Taking a giant stride toward sales automation, there are AI tools that can streamline the lead qualifying process with predictive lead scoring based on accurate data and attributes. Marketing and sales teams can not only pinpoint but also prioritize which leads to close and nurture in the future without upping headcount.
Thanks to predictive lead scoring, Segment, a leader in API integration software, was able to predict and identify the 16% of its leads that accounted for 80% of its total revenue — all without allocating additional employees or adjusting its budget.
AI is empowering hyper-personalization.
It’s no secret that the modern B2B buyer has become conditioned to a personalized buying experience. Personalization is no longer a plus; it has become a mandatory expectation, and AI-powered technology and software can help B2B businesses meet it.
With social listening tools like Awario, marketers can monitor their real-time reputation, initiate conversations with customers and even personalize lead generation with keywords/mention tracking spans across multiple social networks. With others — like Pathfinder, a content insight software — B2B brands can tailor content campaigns, read customer intent signals and better educate their audience.

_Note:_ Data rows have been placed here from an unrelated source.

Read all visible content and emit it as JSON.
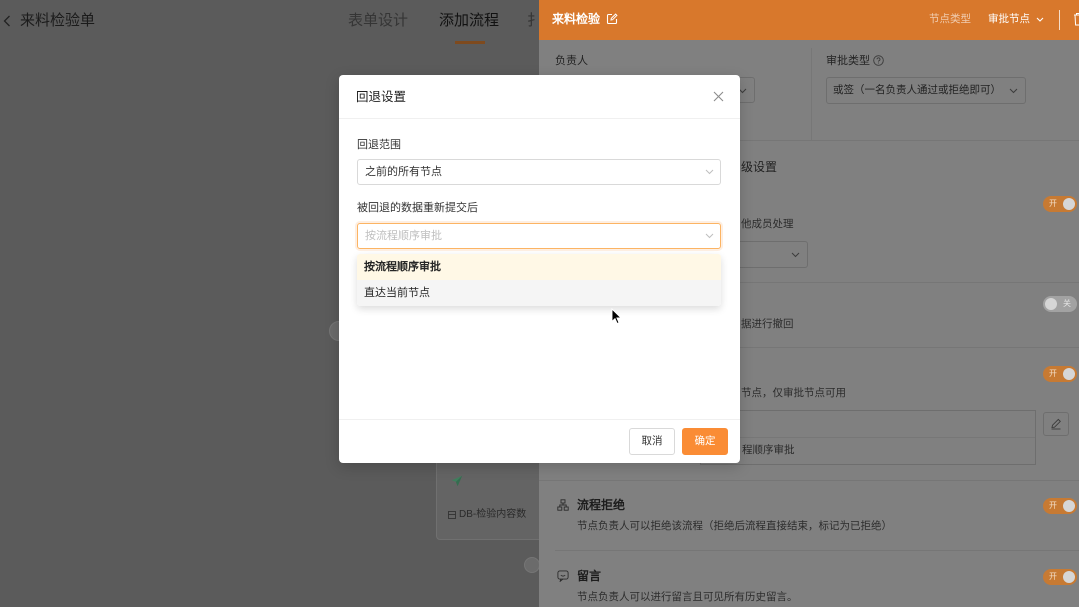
{
  "header": {
    "back_icon": "chevron-left-icon",
    "title": "来料检验单",
    "tabs": [
      {
        "label": "表单设计",
        "active": false
      },
      {
        "label": "添加流程",
        "active": true
      },
      {
        "label": "扌",
        "active": false
      }
    ]
  },
  "canvas": {
    "node": {
      "icon": "send-icon",
      "field_icon": "database-icon",
      "field_label": "DB-检验内容数"
    }
  },
  "drawer": {
    "title": "来料检验",
    "title_icon": "edit-icon",
    "node_type_label": "节点类型",
    "node_type_value": "审批节点",
    "owner_label": "负责人",
    "approval_type_label": "审批类型",
    "approval_type_icon": "help-circle-icon",
    "approval_type_value": "或签（一名负责人通过或拒绝即可）",
    "advanced_title": "级设置",
    "settings": [
      {
        "desc": "他成员处理",
        "toggle_label": "开",
        "on": true
      },
      {
        "desc": "据进行撤回",
        "toggle_label": "关",
        "on": false
      },
      {
        "desc": "节点，仅审批节点可用",
        "toggle_label": "开",
        "on": true,
        "summary_value": "程顺序审批",
        "edit_icon": "pencil-icon"
      },
      {
        "icon": "branch-icon",
        "title": "流程拒绝",
        "desc": "节点负责人可以拒绝该流程（拒绝后流程直接结束，标记为已拒绝）",
        "toggle_label": "开",
        "on": true
      },
      {
        "icon": "message-icon",
        "title": "留言",
        "desc": "节点负责人可以进行留言且可见所有历史留言。",
        "toggle_label": "开",
        "on": true
      }
    ]
  },
  "modal": {
    "title": "回退设置",
    "close_icon": "close-icon",
    "rollback_range_label": "回退范围",
    "rollback_range_value": "之前的所有节点",
    "resubmit_label": "被回退的数据重新提交后",
    "resubmit_placeholder": "按流程顺序审批",
    "resubmit_options": [
      {
        "label": "按流程顺序审批",
        "selected": true
      },
      {
        "label": "直达当前节点",
        "selected": false,
        "hovered": true
      }
    ],
    "cancel_label": "取消",
    "confirm_label": "确定"
  },
  "colors": {
    "accent": "#fa8c35",
    "drawer_header": "#d8782c",
    "focus_border": "#fcb463",
    "selected_option_bg": "#fff8e6"
  }
}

Pair these tools together, and browsing habits, firmographic data and content consumption patterns — among other attributes — can be analyzed in real time and at scale, producing hyper-personalized recommendations for every buyer.

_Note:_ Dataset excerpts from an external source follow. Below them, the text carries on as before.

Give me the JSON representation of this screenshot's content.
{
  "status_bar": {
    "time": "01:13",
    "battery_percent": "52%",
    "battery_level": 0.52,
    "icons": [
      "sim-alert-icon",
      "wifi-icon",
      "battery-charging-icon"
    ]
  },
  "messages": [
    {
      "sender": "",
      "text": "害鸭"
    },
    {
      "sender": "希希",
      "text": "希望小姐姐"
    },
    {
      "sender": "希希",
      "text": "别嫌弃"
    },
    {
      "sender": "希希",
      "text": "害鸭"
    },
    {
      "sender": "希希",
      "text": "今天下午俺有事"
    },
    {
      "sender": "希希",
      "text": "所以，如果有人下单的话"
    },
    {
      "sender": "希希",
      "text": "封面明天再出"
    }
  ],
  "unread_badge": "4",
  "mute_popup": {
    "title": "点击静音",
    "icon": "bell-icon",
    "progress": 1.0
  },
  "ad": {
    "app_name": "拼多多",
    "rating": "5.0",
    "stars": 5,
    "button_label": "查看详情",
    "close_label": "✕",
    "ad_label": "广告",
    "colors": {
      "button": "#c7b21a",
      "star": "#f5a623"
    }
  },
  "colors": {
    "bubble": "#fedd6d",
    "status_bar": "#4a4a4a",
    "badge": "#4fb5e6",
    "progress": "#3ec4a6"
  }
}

AI is nurturing pre- and post-sale customer relationships.
According to Drift, RapidMiner — a leading data science platform provider — turned from its chatbot to the AI-powered LeadBot in order to help balance customer support with lead generation.

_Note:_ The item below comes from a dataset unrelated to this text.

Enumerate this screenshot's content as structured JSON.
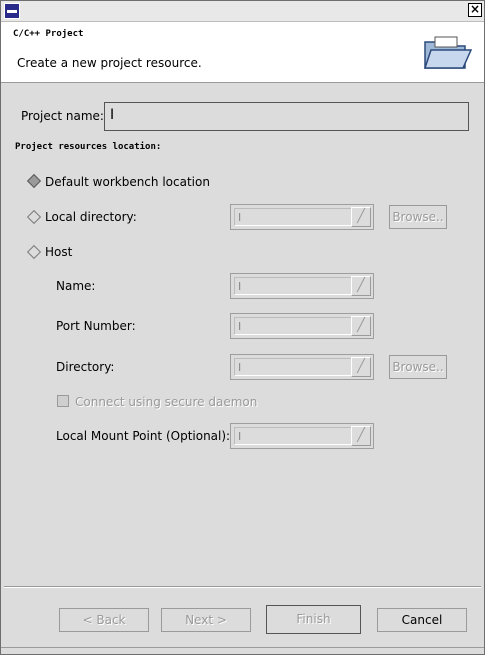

The bot was able to quickly direct customers to resources and can resolve many customer inquiries. If it can’t, it will pass the complex issues to the human team for further investigation. This has allowed RapidMiner to net more than 4,000 leads to date and generate over $1 million in sales.
B2B buyers are beginning to expect the same on-demand shopping experience found in B2C shopping. AI is bridging that gap in expectation.
AI and machine learning are changing B2B marketing.
Adopting emerging technology like AI without succumbing to hype and ending up with a product that fails to add value is challenging. Here are the steps and thought processes I use when reviewing the purchase of new tech:
1. Start with your biggest bottlenecks and problems. Pick problems that are hindering growth, limiting ROI or slowing down your workforce. Take the example of a growing company whose smaller sales and marketing teams are struggling to qualify, score, prioritize and personalize to high-quality inbound leads. AI-based automated lead scoring and personalization tech can boost efficiency and deliver more sales-ready leads without straining the existing marketing and sales staff.
2. Invest in customer experience and retention. Look for AI software solutions that can record, analyze, transcribe and infer customer insights from sales calls with prospects. Teams using such tools can keep their pulse on competitors in their market and learn how to better engage and retain their customers.
3. Improve your measurements and analytics. You can outmaneuver your competitors if you have better data and insights than them. Look for measurement and sentiment-driven AI technologies that can assist with prospecting calls and messaging. With knowledge of the emotional reaction to a pitch or particular style of messaging, both marketers and sales reps can identify what works and double down on messaging that resonates with their buyers.
4. Start small. If you’re confident that a certain solution can solve existing problems or improve processes, do your research and look for a vendor with proven case studies or referrals, then gradually test and monitor performance to gauge a tool’s actual potential.